The Jurassic Coast has long been a magnet for those interested in the history of marine life entombed in Dorset’s beautiful coastline. Now there are several developments which will help bring this wonderful world to life.
Having watched the progress of the building work from the safety and comfort of the excellent Clavell’s café in Kimmeridge over the past year, we have been intrigued about what might be displayed within the strikingly modern building. Now the Museum of Jurassic Marine Life will finally open its doors on Friday 21st October. The museum will house the remarkable collection of one man’s amazing collection of marine fossils. Steve Etches, a local Kimmeridge man has complied a comprehensive collection of over 2,500 exhibits ranging from corals, shells and insects to dinosaurs, crocodiles, sharks and flying reptiles. The collection of will be complemented by CGI projections on the ceiling depicting a vision of underwater life some 150 million years ago. For a more hands-on perspective there is a visible workshop which will allow visitors to watch Steve Etches as he cleans and conserves his latest finds.
For more information please go to http://www.theetchescollection.org/home
At the other end of the Jurassic Coast, the Lyme Regis museum has closed its main doors to start on the construction of the Mary Anning Wing extension. Supported by a grant from the Heritage Lottery Fund, the new, improved and extended museum is due to reopen in June 2017 and will include a new geology gallery telling the story of Mary Anning and Lyme’s fantastic fossils.

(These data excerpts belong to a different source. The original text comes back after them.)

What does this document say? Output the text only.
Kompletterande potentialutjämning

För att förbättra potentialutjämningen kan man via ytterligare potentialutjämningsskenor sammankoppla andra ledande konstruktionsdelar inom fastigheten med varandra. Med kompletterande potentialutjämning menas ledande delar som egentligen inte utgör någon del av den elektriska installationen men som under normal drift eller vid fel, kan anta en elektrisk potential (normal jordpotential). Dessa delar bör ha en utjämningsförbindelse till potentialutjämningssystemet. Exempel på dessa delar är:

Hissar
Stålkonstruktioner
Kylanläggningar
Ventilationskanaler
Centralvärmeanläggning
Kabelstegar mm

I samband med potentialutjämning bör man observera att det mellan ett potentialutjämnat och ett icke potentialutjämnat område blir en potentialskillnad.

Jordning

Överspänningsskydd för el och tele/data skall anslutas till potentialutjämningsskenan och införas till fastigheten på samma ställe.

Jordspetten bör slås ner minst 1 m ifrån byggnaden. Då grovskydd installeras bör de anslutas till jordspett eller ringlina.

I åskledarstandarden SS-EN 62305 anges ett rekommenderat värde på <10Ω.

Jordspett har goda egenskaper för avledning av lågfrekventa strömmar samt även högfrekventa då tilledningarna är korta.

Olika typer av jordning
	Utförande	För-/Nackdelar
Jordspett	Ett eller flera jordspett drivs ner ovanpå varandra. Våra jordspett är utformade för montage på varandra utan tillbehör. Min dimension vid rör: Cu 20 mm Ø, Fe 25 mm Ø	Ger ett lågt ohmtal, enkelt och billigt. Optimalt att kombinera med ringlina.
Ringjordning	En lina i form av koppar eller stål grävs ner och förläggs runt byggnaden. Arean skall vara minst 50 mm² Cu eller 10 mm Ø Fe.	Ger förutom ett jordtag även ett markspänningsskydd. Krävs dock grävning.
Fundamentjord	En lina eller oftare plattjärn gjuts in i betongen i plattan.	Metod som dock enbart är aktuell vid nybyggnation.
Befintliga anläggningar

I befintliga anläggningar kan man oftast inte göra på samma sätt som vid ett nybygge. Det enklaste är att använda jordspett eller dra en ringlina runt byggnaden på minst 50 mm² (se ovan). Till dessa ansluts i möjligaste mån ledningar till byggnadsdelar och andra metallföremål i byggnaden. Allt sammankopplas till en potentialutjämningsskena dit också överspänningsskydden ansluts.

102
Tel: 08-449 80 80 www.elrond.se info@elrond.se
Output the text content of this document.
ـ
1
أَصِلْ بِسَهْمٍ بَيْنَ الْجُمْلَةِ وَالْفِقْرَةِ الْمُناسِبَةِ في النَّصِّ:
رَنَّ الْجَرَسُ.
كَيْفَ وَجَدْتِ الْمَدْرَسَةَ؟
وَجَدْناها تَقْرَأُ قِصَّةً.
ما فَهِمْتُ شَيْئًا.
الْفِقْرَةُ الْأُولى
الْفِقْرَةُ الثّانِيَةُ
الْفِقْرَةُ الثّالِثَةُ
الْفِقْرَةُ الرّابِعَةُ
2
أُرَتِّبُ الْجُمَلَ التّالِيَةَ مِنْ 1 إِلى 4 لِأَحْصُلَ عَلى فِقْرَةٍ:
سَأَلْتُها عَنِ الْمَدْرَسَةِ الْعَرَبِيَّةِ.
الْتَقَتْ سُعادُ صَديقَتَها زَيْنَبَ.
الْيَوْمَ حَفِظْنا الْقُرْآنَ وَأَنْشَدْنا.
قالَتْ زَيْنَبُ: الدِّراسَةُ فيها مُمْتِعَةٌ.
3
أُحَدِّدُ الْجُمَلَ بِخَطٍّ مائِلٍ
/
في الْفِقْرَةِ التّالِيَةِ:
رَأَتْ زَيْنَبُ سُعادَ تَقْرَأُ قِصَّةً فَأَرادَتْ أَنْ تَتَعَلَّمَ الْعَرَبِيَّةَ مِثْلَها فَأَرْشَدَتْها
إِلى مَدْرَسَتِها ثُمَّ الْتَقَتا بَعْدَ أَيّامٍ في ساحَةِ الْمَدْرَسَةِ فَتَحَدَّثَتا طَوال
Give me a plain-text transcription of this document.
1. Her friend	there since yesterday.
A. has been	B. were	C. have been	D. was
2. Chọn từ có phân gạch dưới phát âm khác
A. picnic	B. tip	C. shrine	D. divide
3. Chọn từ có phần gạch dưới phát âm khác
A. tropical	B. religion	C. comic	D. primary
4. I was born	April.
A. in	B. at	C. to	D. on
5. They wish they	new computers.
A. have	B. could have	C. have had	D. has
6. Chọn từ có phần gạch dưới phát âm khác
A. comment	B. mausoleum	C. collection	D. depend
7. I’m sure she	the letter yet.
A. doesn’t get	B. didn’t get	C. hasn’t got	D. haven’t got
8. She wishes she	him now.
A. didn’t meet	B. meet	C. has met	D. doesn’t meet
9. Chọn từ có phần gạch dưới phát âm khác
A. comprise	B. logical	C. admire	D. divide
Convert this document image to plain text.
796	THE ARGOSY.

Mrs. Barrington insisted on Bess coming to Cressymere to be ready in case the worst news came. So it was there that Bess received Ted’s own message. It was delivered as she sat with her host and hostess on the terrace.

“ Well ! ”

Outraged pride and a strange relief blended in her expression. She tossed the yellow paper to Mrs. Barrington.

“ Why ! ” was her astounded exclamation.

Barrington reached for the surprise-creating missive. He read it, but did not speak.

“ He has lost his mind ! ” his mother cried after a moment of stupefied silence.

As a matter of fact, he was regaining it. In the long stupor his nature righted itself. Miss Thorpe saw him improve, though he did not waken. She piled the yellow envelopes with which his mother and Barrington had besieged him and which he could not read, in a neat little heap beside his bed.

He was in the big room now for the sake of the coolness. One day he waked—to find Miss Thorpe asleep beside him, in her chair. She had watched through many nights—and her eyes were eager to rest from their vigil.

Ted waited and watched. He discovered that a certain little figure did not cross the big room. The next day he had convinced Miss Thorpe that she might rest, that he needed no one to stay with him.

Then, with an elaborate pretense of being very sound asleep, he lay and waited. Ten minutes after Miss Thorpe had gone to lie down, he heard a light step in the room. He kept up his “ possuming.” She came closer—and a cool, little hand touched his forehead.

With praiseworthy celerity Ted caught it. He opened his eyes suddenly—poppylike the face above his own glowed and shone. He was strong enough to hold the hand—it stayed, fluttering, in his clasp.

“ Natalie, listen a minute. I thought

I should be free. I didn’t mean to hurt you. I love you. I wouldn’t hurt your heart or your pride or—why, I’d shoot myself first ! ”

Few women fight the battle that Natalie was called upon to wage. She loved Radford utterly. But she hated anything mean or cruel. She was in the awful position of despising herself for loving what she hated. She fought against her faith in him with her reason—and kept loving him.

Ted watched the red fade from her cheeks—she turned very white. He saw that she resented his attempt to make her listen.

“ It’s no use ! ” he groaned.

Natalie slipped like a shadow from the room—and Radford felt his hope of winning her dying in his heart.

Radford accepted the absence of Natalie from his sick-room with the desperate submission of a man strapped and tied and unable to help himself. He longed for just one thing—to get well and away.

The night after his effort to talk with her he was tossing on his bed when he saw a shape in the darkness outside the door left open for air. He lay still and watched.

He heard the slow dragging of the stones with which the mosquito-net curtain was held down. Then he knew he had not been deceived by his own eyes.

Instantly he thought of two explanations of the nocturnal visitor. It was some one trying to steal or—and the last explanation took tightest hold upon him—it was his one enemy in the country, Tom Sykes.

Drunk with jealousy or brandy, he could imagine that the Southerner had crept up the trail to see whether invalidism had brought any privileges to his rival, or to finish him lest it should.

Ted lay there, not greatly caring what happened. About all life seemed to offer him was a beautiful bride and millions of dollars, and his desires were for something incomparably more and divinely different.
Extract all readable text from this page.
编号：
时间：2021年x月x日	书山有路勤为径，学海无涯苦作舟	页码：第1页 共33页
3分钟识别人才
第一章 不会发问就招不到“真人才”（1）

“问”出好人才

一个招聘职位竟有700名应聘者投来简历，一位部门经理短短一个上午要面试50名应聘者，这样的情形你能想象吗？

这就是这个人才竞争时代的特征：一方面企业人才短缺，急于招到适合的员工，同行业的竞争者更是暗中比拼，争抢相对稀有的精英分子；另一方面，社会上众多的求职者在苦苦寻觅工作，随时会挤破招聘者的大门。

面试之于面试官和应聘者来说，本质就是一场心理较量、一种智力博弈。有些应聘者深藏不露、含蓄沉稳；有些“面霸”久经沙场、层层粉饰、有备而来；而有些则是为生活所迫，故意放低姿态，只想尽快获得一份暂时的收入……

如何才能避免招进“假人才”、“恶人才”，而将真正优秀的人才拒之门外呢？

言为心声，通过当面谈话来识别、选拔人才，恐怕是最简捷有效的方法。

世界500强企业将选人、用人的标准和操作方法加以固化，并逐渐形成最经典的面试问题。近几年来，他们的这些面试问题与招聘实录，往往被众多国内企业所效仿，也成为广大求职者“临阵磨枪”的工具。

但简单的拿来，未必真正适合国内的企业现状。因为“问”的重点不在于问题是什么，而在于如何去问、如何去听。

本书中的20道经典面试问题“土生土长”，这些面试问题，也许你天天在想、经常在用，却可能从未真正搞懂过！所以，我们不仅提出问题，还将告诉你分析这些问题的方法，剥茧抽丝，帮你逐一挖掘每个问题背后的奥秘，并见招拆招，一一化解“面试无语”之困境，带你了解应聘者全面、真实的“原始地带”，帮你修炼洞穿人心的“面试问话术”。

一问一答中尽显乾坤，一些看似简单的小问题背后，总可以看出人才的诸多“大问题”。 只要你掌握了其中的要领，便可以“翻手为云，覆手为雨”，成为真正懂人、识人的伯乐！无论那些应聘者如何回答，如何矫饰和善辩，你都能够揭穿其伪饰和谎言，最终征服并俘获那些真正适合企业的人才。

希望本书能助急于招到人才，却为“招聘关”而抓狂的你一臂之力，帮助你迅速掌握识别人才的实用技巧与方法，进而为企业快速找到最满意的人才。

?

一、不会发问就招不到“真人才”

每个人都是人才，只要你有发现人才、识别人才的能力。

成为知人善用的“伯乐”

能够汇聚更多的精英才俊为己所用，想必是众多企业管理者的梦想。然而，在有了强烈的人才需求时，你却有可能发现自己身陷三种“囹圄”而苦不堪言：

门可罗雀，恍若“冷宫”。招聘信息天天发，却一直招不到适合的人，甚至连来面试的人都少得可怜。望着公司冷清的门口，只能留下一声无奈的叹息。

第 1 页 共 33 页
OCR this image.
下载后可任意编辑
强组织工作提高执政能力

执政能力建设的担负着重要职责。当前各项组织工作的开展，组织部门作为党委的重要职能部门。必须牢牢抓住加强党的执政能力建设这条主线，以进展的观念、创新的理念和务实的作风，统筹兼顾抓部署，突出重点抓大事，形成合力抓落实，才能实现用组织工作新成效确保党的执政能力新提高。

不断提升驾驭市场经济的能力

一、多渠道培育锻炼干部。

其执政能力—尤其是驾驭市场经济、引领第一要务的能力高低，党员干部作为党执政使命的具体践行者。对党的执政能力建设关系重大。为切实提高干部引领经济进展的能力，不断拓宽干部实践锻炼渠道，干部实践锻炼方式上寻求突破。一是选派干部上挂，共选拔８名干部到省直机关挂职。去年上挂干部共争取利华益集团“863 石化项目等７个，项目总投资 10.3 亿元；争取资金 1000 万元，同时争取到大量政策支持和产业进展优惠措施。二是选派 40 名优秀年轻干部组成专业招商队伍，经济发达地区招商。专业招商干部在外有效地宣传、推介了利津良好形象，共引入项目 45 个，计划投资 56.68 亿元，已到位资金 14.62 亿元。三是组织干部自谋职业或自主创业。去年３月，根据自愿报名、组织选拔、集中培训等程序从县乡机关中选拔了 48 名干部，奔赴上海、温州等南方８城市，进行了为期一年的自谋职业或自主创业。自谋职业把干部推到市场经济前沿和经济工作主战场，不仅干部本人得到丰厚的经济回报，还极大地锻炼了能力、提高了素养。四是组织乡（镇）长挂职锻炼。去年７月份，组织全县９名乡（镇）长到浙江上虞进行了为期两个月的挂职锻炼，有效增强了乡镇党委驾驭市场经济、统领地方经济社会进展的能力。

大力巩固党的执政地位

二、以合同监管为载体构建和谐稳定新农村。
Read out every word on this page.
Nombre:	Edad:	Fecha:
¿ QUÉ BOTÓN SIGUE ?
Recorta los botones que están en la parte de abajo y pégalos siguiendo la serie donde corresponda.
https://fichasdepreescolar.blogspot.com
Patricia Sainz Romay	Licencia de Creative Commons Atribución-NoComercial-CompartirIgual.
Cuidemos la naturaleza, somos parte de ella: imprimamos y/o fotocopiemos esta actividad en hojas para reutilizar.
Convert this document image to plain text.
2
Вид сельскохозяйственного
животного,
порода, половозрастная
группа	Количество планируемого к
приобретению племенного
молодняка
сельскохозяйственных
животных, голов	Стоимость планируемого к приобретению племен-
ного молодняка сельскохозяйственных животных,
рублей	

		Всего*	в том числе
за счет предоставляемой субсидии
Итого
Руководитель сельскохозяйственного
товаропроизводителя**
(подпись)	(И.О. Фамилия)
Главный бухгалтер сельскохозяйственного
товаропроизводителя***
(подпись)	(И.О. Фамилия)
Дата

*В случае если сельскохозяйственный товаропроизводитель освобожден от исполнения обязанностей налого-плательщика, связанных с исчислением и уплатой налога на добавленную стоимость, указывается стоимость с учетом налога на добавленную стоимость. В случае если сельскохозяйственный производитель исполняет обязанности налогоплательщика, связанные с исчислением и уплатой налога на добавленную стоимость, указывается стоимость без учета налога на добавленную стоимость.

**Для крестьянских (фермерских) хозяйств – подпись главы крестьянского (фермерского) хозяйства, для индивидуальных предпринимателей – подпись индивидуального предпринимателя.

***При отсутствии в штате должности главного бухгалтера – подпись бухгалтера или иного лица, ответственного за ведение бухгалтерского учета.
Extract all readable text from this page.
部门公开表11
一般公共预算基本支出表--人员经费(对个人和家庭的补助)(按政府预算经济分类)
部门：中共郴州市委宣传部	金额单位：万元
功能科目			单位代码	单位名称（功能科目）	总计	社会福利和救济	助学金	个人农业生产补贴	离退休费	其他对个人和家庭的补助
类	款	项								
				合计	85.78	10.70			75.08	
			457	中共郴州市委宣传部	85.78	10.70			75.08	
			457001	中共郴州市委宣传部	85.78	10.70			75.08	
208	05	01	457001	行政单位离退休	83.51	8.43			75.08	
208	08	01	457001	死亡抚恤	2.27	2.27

Meanwhile fossil walks and Mary Anning walks will continue in Lyme Regis alongside the fossil walks in Charmouth, the two main venue for fossil hunters along the Jurassic Coast. For DIY fossil hunters The Jurassic Coast Fossil Finder is an excellent source of information based on the 1,000 or so fossils to be found on the Jurassic Coast Museums database. Additionally the Natural History Museum has just launched its own app drawing on the combined expertise and knowledge of the Natural History Museum and the British Geological Survey to help identify ancient plant and animal fossils to be found throughout the British Isles.